Alejandra León

Does your family suffocate you?

An interesting perspective especially when we work on the family system, our inner child and family orders.

We are, in part, the result of an endless number of parental crosses that deposited in us their legacy, not only patrimonial. Most of the people who suffer some kind of emotional pain find the causes of it going back to the years of family coexistence or, as we now know, to codes inscribed in their family tree.

Culturally we have elevated the family to the paradigm of affective well-being, the basis of a country's sustenance and even as a sacrosanct divine commandment. Who is the handsome one who dares to question its value? And here appears the paradox: how to unravel its perversions when it is the absolute value of a society and the affective basis of a person? How to formalize the exit of a family that may be mistreating us, neurotizing us or drowning us, if the blood bond is for life? We cannot be against the family, but does it mean to justify it in everything?

As soon as we arrive in this world, we have the task of finding proximity to an adult with the capacity to care for and protect us. This is the origin of attachment. If there is no satisfactory response, we tend to develop a secondary strategy: either the attachment will be hyperactivated (demand for attention or what we popularly call being glued to the mother's skirts) or it will be deactivated (emotional inhibition). Thus an affective style is born, a way of loving and being loved. Simplifying it a lot, we will tend to be promoters of love or, on the contrary, affective beggars who will let ourselves be loved, or we will run away frightened for fear of losing ourselves in the other.

The security of the bond has another major function: it allows us to explore our environment. We see it every day, when those little ones show off their first steps. The degree of trust or distrust we have in life and others and our self-esteem will have a lot to do with the strength of that bond and its two conditions: that it be stable and lasting, based on affection and love. Of course, no one understands affection and love in the same way.

Now let's imagine parents who, out of fear and excessive control, keep that little person in a protective bubble. Instead of reinforcing their trust system, they are depositing huge amounts of future fears and phobias. Similarly, careless parents will subject their children to unnecessary dangers and stressful situations that can lead to trauma. Or those who, with the best of intentions, have showered their children with everything they wanted, when they wanted it. Many regret after having raised narcissistic little tyrants. How difficult to know what is most appropriate!

Mary Ainsworth, attachment researcher based on the theory incubated by John Bowlby, found the key: the sensitive response. It consists of the ability of parents or caregivers to understand and adequately interpret the infant's demand signals. This sensitivity is no small thing; it becomes a psychic organizer in the child's development, i.e., its emotional architecture (beliefs and expectations about itself and others). The sensitive response obeys the operative models of the parents, which in turn depend on the quality of their own affective history. Many end up doing to their children what they did to them, thus anchoring moral values that are already expressed in the first three years of life.

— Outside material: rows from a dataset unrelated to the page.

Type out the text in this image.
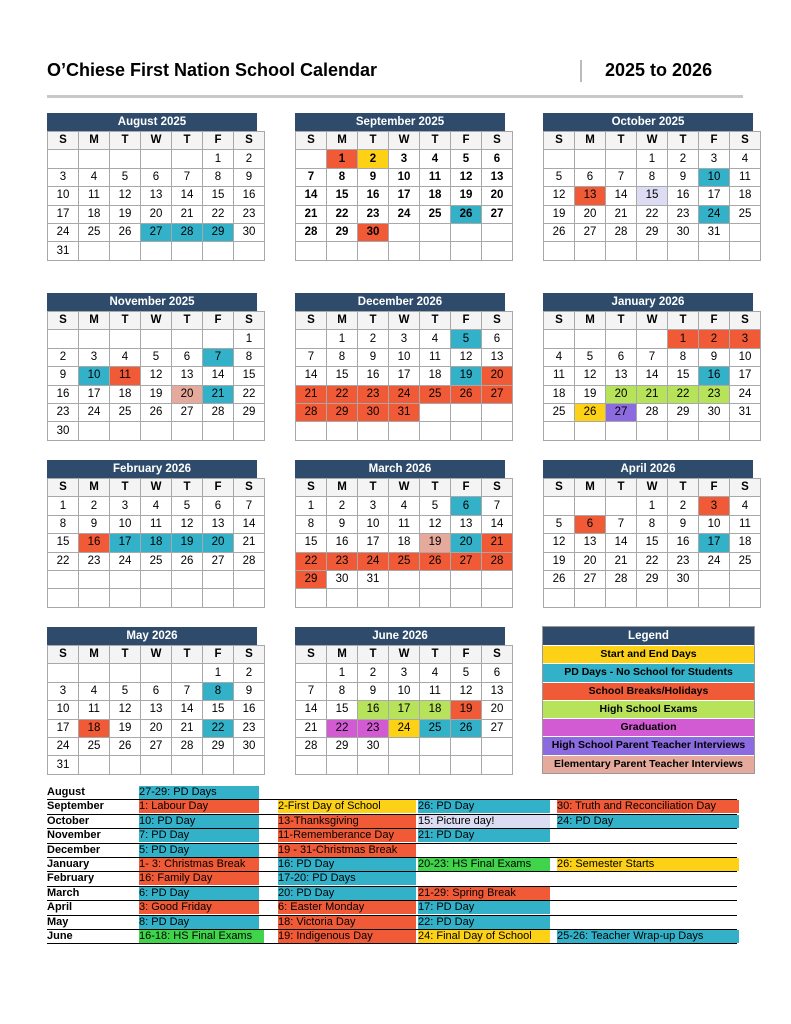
O’Chiese First Nation School Calendar	2025 to 2026
August 2025
S	M	T	W	T	F	S
					1	2
3	4	5	6	7	8	9
10	11	12	13	14	15	16
17	18	19	20	21	22	23
24	25	26	27	28	29	30
31						
September 2025
S	M	T	W	T	F	S
	1	2	3	4	5	6
7	8	9	10	11	12	13
14	15	16	17	18	19	20
21	22	23	24	25	26	27
28	29	30				

October 2025
S	M	T	W	T	F	S
			1	2	3	4
5	6	7	8	9	10	11
12	13	14	15	16	17	18
19	20	21	22	23	24	25
26	27	28	29	30	31	

November 2025
S	M	T	W	T	F	S
						1
2	3	4	5	6	7	8
9	10	11	12	13	14	15
16	17	18	19	20	21	22
23	24	25	26	27	28	29
30						
December 2026
S	M	T	W	T	F	S
	1	2	3	4	5	6
7	8	9	10	11	12	13
14	15	16	17	18	19	20
21	22	23	24	25	26	27
28	29	30	31			

January 2026
S	M	T	W	T	F	S
				1	2	3
4	5	6	7	8	9	10
11	12	13	14	15	16	17
18	19	20	21	22	23	24
25	26	27	28	29	30	31

February 2026
S	M	T	W	T	F	S
1	2	3	4	5	6	7
8	9	10	11	12	13	14
15	16	17	18	19	20	21
22	23	24	25	26	27	28

March 2026
S	M	T	W	T	F	S
1	2	3	4	5	6	7
8	9	10	11	12	13	14
15	16	17	18	19	20	21
22	23	24	25	26	27	28
29	30	31				

April 2026
S	M	T	W	T	F	S
			1	2	3	4
5	6	7	8	9	10	11
12	13	14	15	16	17	18
19	20	21	22	23	24	25
26	27	28	29	30		

May 2026
S	M	T	W	T	F	S
					1	2
3	4	5	6	7	8	9
10	11	12	13	14	15	16
17	18	19	20	21	22	23
24	25	26	27	28	29	30
31						
June 2026
S	M	T	W	T	F	S
	1	2	3	4	5	6
7	8	9	10	11	12	13
14	15	16	17	18	19	20
21	22	23	24	25	26	27
28	29	30				

Legend
Start and End Days
PD Days - No School for Students
School Breaks/Holidays
High School Exams
Graduation
High School Parent Teacher Interviews
Elementary Parent Teacher Interviews
August	27-29: PD Days
September	1: Labour Day	2-First Day of School	26: PD Day	30: Truth and Reconciliation Day
October	10: PD Day	13-Thanksgiving	15: Picture day!	24: PD Day
November	7: PD Day	11-Rememberance Day	21: PD Day
December	5: PD Day	19 - 31-Christmas Break
January	1- 3: Christmas Break	16: PD Day	20-23: HS Final Exams	26: Semester Starts
February	16: Family Day	17-20: PD Days
March	6: PD Day	20: PD Day	21-29: Spring Break
April	3: Good Friday	6: Easter Monday	17: PD Day
May	8: PD Day	18: Victoria Day	22: PD Day
June	16-18: HS Final Exams	19: Indigenous Day	24: Final Day of School	25-26: Teacher Wrap-up Days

There is great agreement in highlighting the importance of our first years of life: the master walls of our psychic structure are built. They will condition us, undoubtedly, but they will not determine us. As Punset likes to say, we come into the world with a certain collection of switches and then life takes care of activating some of them and leaving others in oblivion.

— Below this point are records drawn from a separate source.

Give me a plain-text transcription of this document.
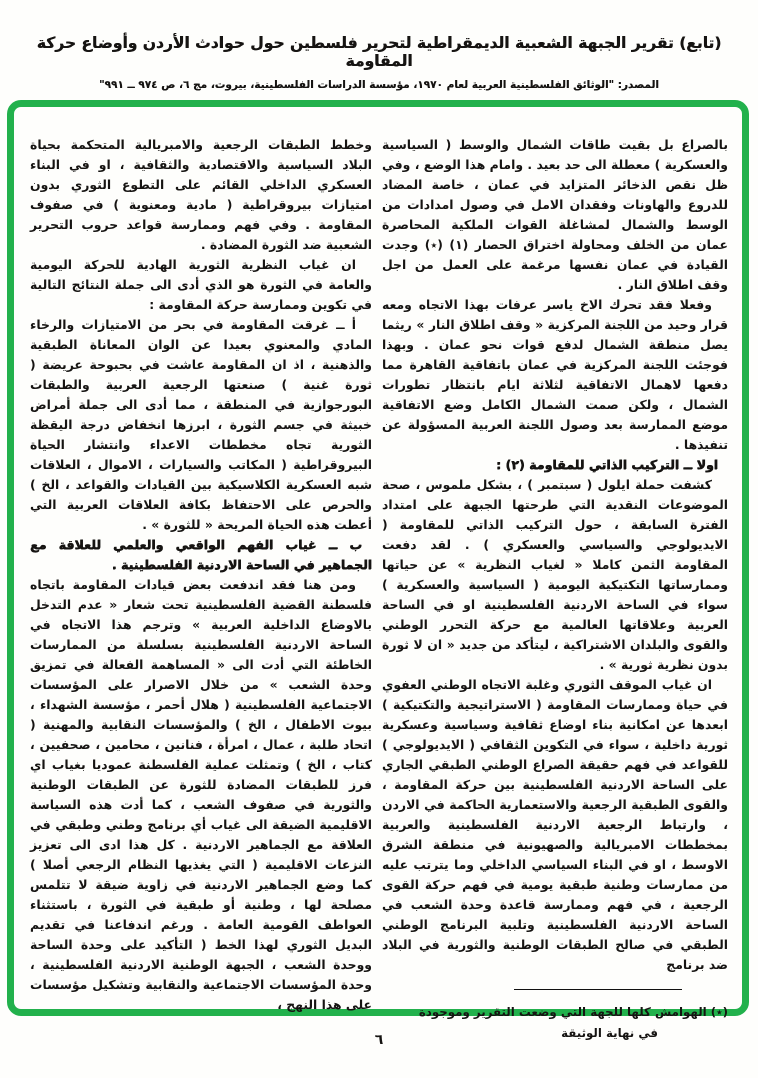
(تابع) تقرير الجبهة الشعبية الديمقراطية لتحرير فلسطين حول حوادث الأردن وأوضاع حركة المقاومة
المصدر: "الوثائق الفلسطينية العربية لعام ١٩٧٠، مؤسسة الدراسات الفلسطينية، بيروت، مج ٦، ص ٩٧٤ ــ ٩٩١"

بالصراع بل بقيت طاقات الشمال والوسط ( السياسية والعسكرية ) معطلة الى حد بعيد . وامام هذا الوضع ، وفي ظل نقص الذخائر المتزايد في عمان ، خاصة المضاد للدروع والهاونات وفقدان الامل في وصول امدادات من الوسط والشمال لمشاغلة القوات الملكية المحاصرة عمان من الخلف ومحاولة اختراق الحصار (١) (٭) وجدت القيادة في عمان نفسها مرغمة على العمل من اجل وقف اطلاق النار .

وفعلا فقد تحرك الاخ ياسر عرفات بهذا الاتجاه ومعه قرار وحيد من اللجنة المركزية « وقف اطلاق النار » ريثما يصل منطقة الشمال لدفع قوات نحو عمان . وبهذا فوجئت اللجنة المركزية في عمان باتفاقية القاهرة مما دفعها لاهمال الاتفاقية لثلاثة ايام بانتظار تطورات الشمال ، ولكن صمت الشمال الكامل وضع الاتفاقية موضع الممارسة بعد وصول اللجنة العربية المسؤولة عن تنفيذها .

اولا ــ التركيب الذاتي للمقاومة (٢) :

كشفت حملة ايلول ( سبتمبر ) ، بشكل ملموس ، صحة الموضوعات النقدية التي طرحتها الجبهة على امتداد الفترة السابقة ، حول التركيب الذاتي للمقاومة ( الايديولوجي والسياسي والعسكري ) . لقد دفعت المقاومة الثمن كاملا « لغياب النظرية » عن حياتها وممارساتها التكتيكية اليومية ( السياسية والعسكرية ) سواء في الساحة الاردنية الفلسطينية او في الساحة العربية وعلاقاتها العالمية مع حركة التحرر الوطني والقوى والبلدان الاشتراكية ، ليتأكد من جديد « ان لا ثورة بدون نظرية ثورية » .

ان غياب الموقف الثوري وغلبة الاتجاه الوطني العفوي في حياة وممارسات المقاومة ( الاستراتيجية والتكتيكية ) ابعدها عن امكانية بناء اوضاع ثقافية وسياسية وعسكرية ثورية داخلية ، سواء في التكوين الثقافي ( الايديولوجي ) للقواعد في فهم حقيقة الصراع الوطني الطبقي الجاري على الساحة الاردنية الفلسطينية بين حركة المقاومة ، والقوى الطبقية الرجعية والاستعمارية الحاكمة في الاردن ، وارتباط الرجعية الاردنية الفلسطينية والعربية بمخططات الامبريالية والصهيونية في منطقة الشرق الاوسط ، او في البناء السياسي الداخلي وما يترتب عليه من ممارسات وطنية طبقية يومية في فهم حركة القوى الرجعية ، في فهم وممارسة قاعدة وحدة الشعب في الساحة الاردنية الفلسطينية وتلبية البرنامج الوطني الطبقي في صالح الطبقات الوطنية والثورية في البلاد ضد برنامج

(٭) الهوامش كلها للجهة التي وضعت التقرير وموجودة

في نهاية الوثيقة

وخطط الطبقات الرجعية والامبريالية المتحكمة بحياة البلاد السياسية والاقتصادية والثقافية ، او في البناء العسكري الداخلي القائم على التطوع الثوري بدون امتيازات بيروقراطية ( مادية ومعنوية ) في صفوف المقاومة . وفي فهم وممارسة قواعد حروب التحرير الشعبية ضد الثورة المضادة .

ان غياب النظرية الثورية الهادية للحركة اليومية والعامة في الثورة هو الذي أدى الى جملة النتائج التالية في تكوين وممارسة حركة المقاومة :

أ ــ غرقت المقاومة في بحر من الامتيازات والرخاء المادي والمعنوي بعيدا عن الوان المعاناة الطبقية والذهنية ، اذ ان المقاومة عاشت في بحبوحة عريضة ( ثورة غنية ) صنعتها الرجعية العربية والطبقات البورجوازية في المنطقة ، مما أدى الى جملة أمراض خبيثة في جسم الثورة ، ابرزها انخفاض درجة اليقظة الثورية تجاه مخططات الاعداء وانتشار الحياة البيروقراطية ( المكاتب والسيارات ، الاموال ، العلاقات شبه العسكرية الكلاسيكية بين القيادات والقواعد ، الخ ) والحرص على الاحتفاظ بكافة العلاقات العربية التي أعطت هذه الحياة المريحة « للثورة » .

ب ــ غياب الفهم الواقعي والعلمي للعلاقة مع الجماهير في الساحة الاردنية الفلسطينية .

ومن هنا فقد اندفعت بعض قيادات المقاومة باتجاه فلسطنة القضية الفلسطينية تحت شعار « عدم التدخل بالاوضاع الداخلية العربية » وترجم هذا الاتجاه في الساحة الاردنية الفلسطينية بسلسلة من الممارسات الخاطئة التي أدت الى « المساهمة الفعالة في تمزيق وحدة الشعب » من خلال الاصرار على المؤسسات الاجتماعية الفلسطينية ( هلال أحمر ، مؤسسة الشهداء ، بيوت الاطفال ، الخ ) والمؤسسات النقابية والمهنية ( اتحاد طلبة ، عمال ، امرأة ، فنانين ، محامين ، صحفيين ، كتاب ، الخ ) وتمثلت عملية الفلسطنة عموديا بغياب اي فرز للطبقات المضادة للثورة عن الطبقات الوطنية والثورية في صفوف الشعب ، كما أدت هذه السياسة الاقليمية الضيقة الى غياب أي برنامج وطني وطبقي في العلاقة مع الجماهير الاردنية . كل هذا ادى الى تعزيز النزعات الاقليمية ( التي يغذيها النظام الرجعي أصلا ) كما وضع الجماهير الاردنية في زاوية ضيقة لا تتلمس مصلحة لها ، وطنية أو طبقية في الثورة ، باستثناء العواطف القومية العامة . ورغم اندفاعنا في تقديم البديل الثوري لهذا الخط ( التأكيد على وحدة الساحة ووحدة الشعب ، الجبهة الوطنية الاردنية الفلسطينية ، وحدة المؤسسات الاجتماعية والنقابية وتشكيل مؤسسات على هذا النهج ،

٦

In a family there may be this sensitive response or it may also be conditioned by multiple factors: the existence of other siblings, the place occupied among them, or being an only child, or the fit between work and family, fashions, relationships at school, an economic crisis that prioritizes survival. It is not a question of blaming anyone, but of understanding the sensitive construction of each relationship.

The emotional architecture, developed in the attachment stage, will have other tests: the search for one's own identity, the sense of self-efficacy and the development of innate skills and talents. This gives rise to multiple misunderstandings, projections of one's own parents and blackmail that stifle personal growth. Instead of being supportive, of being an affective safety net, the family then becomes a nightmare, in the always frustrating and angry combination between love and hate, between rejection and thirst for belonging, between abandonment and affective need. Perhaps that is why Simone de Beauvoir exclaimed that the family is a nest of perversions.

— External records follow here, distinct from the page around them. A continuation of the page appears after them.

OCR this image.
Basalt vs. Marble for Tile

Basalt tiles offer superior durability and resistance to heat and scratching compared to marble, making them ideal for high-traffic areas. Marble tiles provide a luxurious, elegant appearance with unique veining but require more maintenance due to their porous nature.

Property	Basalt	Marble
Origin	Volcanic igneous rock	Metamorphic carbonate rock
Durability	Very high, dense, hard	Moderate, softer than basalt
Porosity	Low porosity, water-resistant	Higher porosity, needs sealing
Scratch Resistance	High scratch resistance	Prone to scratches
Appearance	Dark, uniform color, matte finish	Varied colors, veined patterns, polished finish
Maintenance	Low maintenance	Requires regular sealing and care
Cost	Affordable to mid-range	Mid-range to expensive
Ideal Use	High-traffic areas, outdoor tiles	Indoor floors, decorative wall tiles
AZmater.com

Depending on the relational dynamics of its members, the family can grow or be destroyed. It can have peace and balance, war, resentment, laziness, joy, sweetness. It can be paradise or hell. It may be a loving bond, or it may be limited to managing interests. We all walk between these extremes, proclaiming a belief that has already become universal: the family is the family. In its bosom everything happens, although not everything should be justified.

Now that many people are returning home, it is a good opportunity to mend broken, wounded or abandoned ties, if there are any. If it only serves to pay debts, provide food and a place to sleep, we forget that its function is, above all, to create bonds of affection and not to suffocate them. The family is our first community of welcome, and no one forces us to love it if there has been no love. Then comes the chosen family. It is there that the sensitive response begins to be forged.